Lanxess opens Singapore butyl rubber plant
ERJ staff report (BC)
Singapore – German speciality chemicals company Lanxess opened a €400m rubber plant in Singapore on 4 June, to meet rising demand in Asia led by China and India.
The plant, the company's single largest investment, will produce 100,000 tonnes of butyl rubber per annum when it reaches full capacity in 2015.
Butyl rubber is used in the inner liners of car tires, pharmaceutical packaging and chewing gum.
Global butyl rubber demand, at 1.2m tonnes last year, could rise 5 percent annually by 2017, the company said.
Demand is expected to rise 6 percent annually in Asia Pacific, led by increasing car ownership in China and India as well as improvement in China's healthcare system, according to the company.

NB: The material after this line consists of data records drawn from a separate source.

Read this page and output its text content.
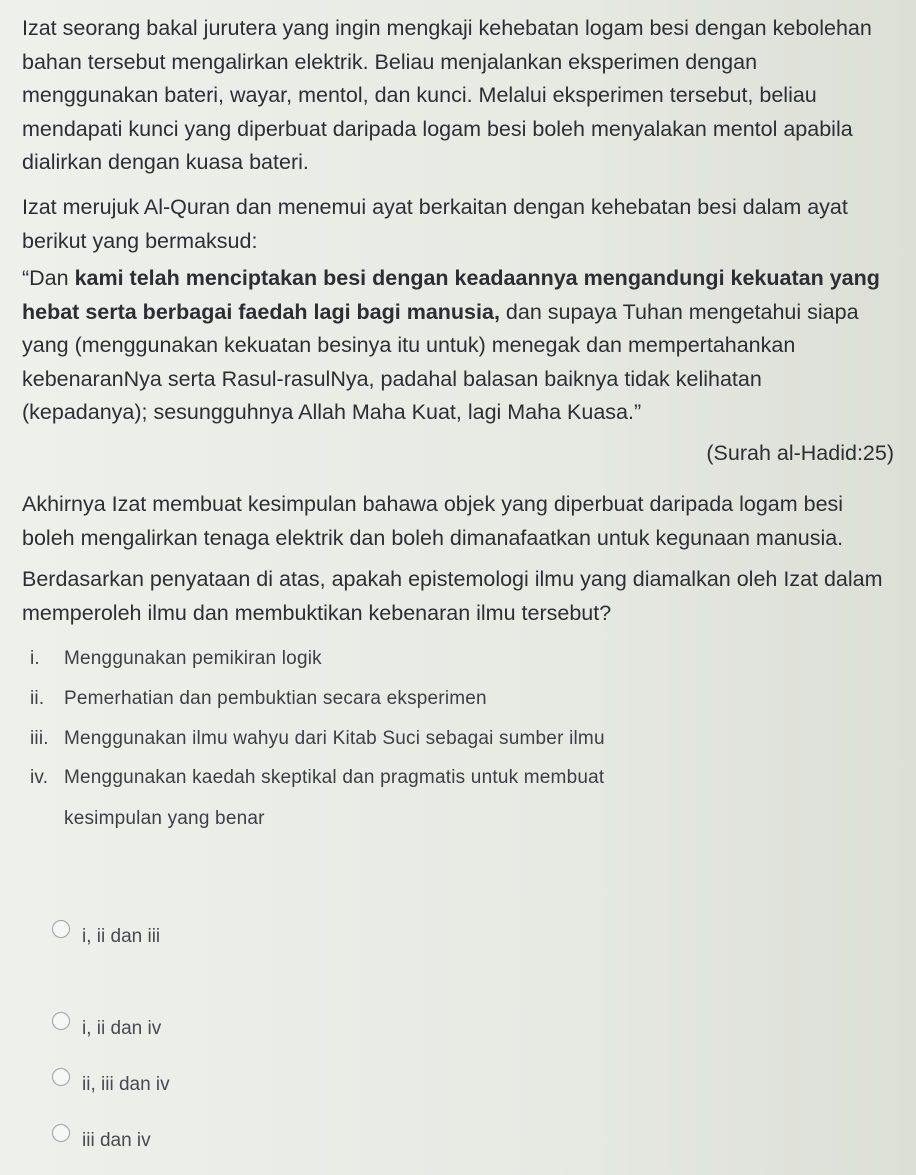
Izat seorang bakal jurutera yang ingin mengkaji kehebatan logam besi dengan kebolehan bahan tersebut mengalirkan elektrik. Beliau menjalankan eksperimen dengan menggunakan bateri, wayar, mentol, dan kunci. Melalui eksperimen tersebut, beliau mendapati kunci yang diperbuat daripada logam besi boleh menyalakan mentol apabila dialirkan dengan kuasa bateri.

Izat merujuk Al-Quran dan menemui ayat berkaitan dengan kehebatan besi dalam ayat berikut yang bermaksud:

“Dan kami telah menciptakan besi dengan keadaannya mengandungi kekuatan yang hebat serta berbagai faedah lagi bagi manusia, dan supaya Tuhan mengetahui siapa yang (menggunakan kekuatan besinya itu untuk) menegak dan mempertahankan kebenaranNya serta Rasul-rasulNya, padahal balasan baiknya tidak kelihatan (kepadanya); sesungguhnya Allah Maha Kuat, lagi Maha Kuasa.”

(Surah al-Hadid:25)

Akhirnya Izat membuat kesimpulan bahawa objek yang diperbuat daripada logam besi boleh mengalirkan tenaga elektrik dan boleh dimanafaatkan untuk kegunaan manusia.

Berdasarkan penyataan di atas, apakah epistemologi ilmu yang diamalkan oleh Izat dalam memperoleh ilmu dan membuktikan kebenaran ilmu tersebut?

i. Menggunakan pemikiran logik
ii. Pemerhatian dan pembuktian secara eksperimen
iii. Menggunakan ilmu wahyu dari Kitab Suci sebagai sumber ilmu
iv. Menggunakan kaedah skeptikal dan pragmatis untuk membuat
kesimpulan yang benar
i, ii dan iii
i, ii dan iv
ii, iii dan iv
iii dan iv
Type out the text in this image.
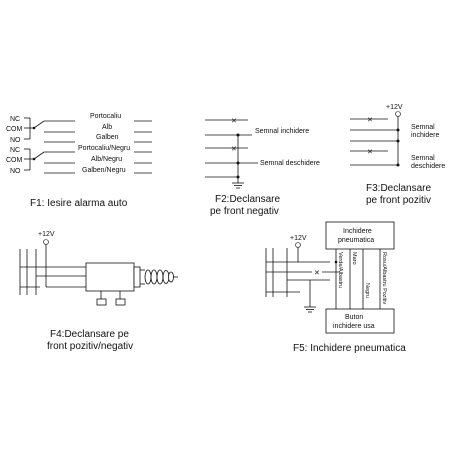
NC
COM
NO
NC
COM
NO
Portocaliu
Alb
Galben
Portocaliu/Negru
Alb/Negru
Galben/Negru
F1: Iesire alarma auto
✕
✕
Semnal inchidere
Semnal deschidere
F2:Declansare
pe front negativ
+12V
✕
✕
Semnal
inchidere
Semnal
deschidere
F3:Declansare
pe front pozitiv
+12V
F4:Declansare pe
front pozitiv/negativ
+12V
✕
Inchidere
pneumatica
Verde/Albastru Maro
Negru Rosu/Albastru Pozitiv
Buton
inchidere usa
F5: Inchidere pneumatica
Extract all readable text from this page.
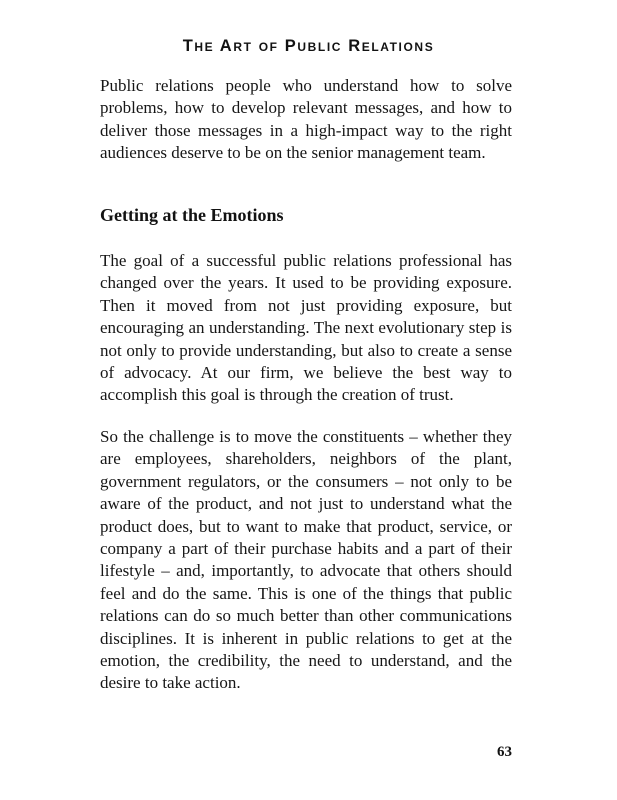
The Art of Public Relations

Public relations people who understand how to solve problems, how to develop relevant messages, and how to deliver those messages in a high-impact way to the right audiences deserve to be on the senior management team.

Getting at the Emotions

The goal of a successful public relations professional has changed over the years. It used to be providing exposure. Then it moved from not just providing exposure, but encouraging an understanding. The next evolutionary step is not only to provide understanding, but also to create a sense of advocacy. At our firm, we believe the best way to accomplish this goal is through the creation of trust.

So the challenge is to move the constituents – whether they are employees, shareholders, neighbors of the plant, government regulators, or the consumers – not only to be aware of the product, and not just to understand what the product does, but to want to make that product, service, or company a part of their purchase habits and a part of their lifestyle – and, importantly, to advocate that others should feel and do the same. This is one of the things that public relations can do so much better than other communications disciplines. It is inherent in public relations to get at the emotion, the credibility, the need to understand, and the desire to take action.

63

"The megatrends are completely intact" despite a weak market in the short term, Werner Breuers, a Lanxess board member, told reporters.
When Lanxess first announced plans to build the plant on Jurong Island, Singapore's petrochemical hub, in February 2008, it said the facility would come on line in 2011.
But in December 2008 the firm said it would delay construction because of weakening demand and to conserve cash following the global financial turmoil.
Lanxess' butyl rubber unit generated more than half of its 500 million euro sales from Asia Pacific, of which half comes from China, the company said.
The company chose Singapore for the plant because of abundant raw material supply and its seaport.
Lanxess also has butyl rubber sites in Zwijndrecht, Belgium and Sarnia, Canada.